If you do decide to go the OLED panel route please report back on your experiences. I'm sure that it will require some work on your end to get the best viewing experience.
Victor, I have done some experimenting. I have a 77" Sony OLED that is our primary TV. I took a bunch of images from my Zenfolio site. These are exported from big TIFFs and raws, to 3840 JPGs. My reaction was OMG. I was seeing my work in ways that I never had before.
Some positive observations.
1. The aspect ratio thing is not an issue. The large TV is not a frame. It is a wall. Think of it as a place to hang your prints of whatever size, and that is the experience that I get. In fact, you can have your display mimic the wall around it (some Samsung TVs can do this automatically) and then it really is like hanging your pictures.
2. There have been lots of studies showing that size is a key factor in determining the impact of an image. That why we print large. I can say that on a 77" TV at about 3m distance, the impact blows away any prints I have seen, other than the really big ones that are so expensive and difficult to do. I have printed wall sized images (or rather I have had them printed for me) and I think they have a similar impact to the big panel. However, I sure couldn't display very many of those massive prints at home.
3. I shoot a lot of specular materials. OLED, being a self-luminous display, does things with specular reflections that paper cannot. I have never seen metal surfaces look as real as this. They shine! This won't matter to most people, but it is huge for me. I am so tired of steel looking like satin. On the OLED, it glistens as it does in life.

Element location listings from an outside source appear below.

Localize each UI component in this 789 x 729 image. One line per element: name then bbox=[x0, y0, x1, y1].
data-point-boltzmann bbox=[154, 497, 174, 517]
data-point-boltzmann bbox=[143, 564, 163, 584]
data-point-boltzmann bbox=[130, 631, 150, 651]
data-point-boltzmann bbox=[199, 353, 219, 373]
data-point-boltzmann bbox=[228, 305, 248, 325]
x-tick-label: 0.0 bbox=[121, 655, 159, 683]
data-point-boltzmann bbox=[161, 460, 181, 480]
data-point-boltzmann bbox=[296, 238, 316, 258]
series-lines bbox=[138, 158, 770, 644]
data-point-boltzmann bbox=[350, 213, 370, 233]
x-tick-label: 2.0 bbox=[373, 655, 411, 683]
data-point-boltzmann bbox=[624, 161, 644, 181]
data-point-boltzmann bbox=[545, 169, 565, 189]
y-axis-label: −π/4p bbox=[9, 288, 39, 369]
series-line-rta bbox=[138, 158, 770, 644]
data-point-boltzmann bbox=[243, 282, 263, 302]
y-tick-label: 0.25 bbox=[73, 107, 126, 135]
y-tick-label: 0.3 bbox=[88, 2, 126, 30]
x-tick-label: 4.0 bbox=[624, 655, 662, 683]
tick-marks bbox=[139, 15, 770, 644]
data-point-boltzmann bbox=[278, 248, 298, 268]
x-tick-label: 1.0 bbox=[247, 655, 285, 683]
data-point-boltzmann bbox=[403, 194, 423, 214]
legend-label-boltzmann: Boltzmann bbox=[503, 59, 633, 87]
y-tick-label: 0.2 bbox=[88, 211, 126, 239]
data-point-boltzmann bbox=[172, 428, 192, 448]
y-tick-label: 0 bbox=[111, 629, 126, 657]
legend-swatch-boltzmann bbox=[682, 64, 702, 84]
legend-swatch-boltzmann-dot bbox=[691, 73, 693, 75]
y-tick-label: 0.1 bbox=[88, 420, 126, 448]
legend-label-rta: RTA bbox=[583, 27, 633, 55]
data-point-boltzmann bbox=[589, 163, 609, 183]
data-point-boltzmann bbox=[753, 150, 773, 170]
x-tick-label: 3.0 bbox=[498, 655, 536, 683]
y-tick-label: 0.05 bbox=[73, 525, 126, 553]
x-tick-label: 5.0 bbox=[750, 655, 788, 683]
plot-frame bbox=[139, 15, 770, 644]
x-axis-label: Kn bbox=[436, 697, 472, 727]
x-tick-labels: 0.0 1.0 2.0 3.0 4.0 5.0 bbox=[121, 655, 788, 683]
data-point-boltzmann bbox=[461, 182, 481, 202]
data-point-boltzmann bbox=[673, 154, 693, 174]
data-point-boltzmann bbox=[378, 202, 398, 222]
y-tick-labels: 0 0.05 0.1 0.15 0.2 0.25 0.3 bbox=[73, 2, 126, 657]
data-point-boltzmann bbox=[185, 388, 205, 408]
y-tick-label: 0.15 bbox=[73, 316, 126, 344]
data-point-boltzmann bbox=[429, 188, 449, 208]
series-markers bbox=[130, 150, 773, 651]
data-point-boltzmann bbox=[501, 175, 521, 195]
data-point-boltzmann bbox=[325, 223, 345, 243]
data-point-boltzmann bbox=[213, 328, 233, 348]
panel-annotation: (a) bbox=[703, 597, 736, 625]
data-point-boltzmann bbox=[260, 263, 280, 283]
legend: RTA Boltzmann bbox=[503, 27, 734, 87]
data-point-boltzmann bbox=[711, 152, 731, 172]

Cautions that need more work
1. Like any monitor, TVs need calibration for realistic display. I suspect the color space and the calibration of my OLED are not as competent as those of my Multisync PA122 pro monitor. Just speculation right now.
2. Most images look stunning, gosh, gee whiz on the OLED. I am seeing details I miss in prints and loving the experience. That could be a problem in the long run. I would not call this a subtle display and there can be sense of "too much". However, I have not played with the TV ca;libration settings. They are on "Movie" mode, which is not the same as a proper calibration for viewing still images. Those settings are probably goosing contrast a bit.
3. I haven't used an LED TV for this. Those do not have the inky blacks and superb contrast ratio of OLEDs, but they may be fine. Definitely cheaper.
4. Some images look worse on the big display than they do as prints. I have not figured this one out yet. I think it has to do with smoother color transitions in the prints. Or maybe it is a size thing (see next point).
5. Not every image should be large. The built in slide show app I have zooms everything to fit. I need to find a more sophisticated app that will let me control both image size and any framing I might want to add.
6. The big one. Low resolution. With a 4K 77" TV I am blowing up what is basically a 13" print (300 dpi) to a much larger size. At 3m, that is not a problem. At anything less than that, your eyes can start noticing some crudeness in the render and at 1m it's pretty bad. The answer, of course, is a smaller 4K display, or an 8K unit. That would bring comfy viewing distance down below 2m. 'Course, an 77" 8K OLED costs about as much as a Leica summilux. I'll have to take another look at the LED TVs regarding this issue.
If I wanted to impress a bunch of casual viewers in my living room, or if I wanted to sell myself to inexperienced (with product photography) clients, I would have them view my work on the OLED. For you lot, though, the issue is more complex and the TV is clearly not suitable for everything. I suspect there is an art to be developed for panel display, just as there was an art developed for printing. I would love to see what a skilled printer and a skilled TV technician could come up with in optimising an 83"OLED panel for photography. With time, I will do the best I can, but I have neither of the requisite skills. What I would suggest to all of you is "try it". Then come back and post here.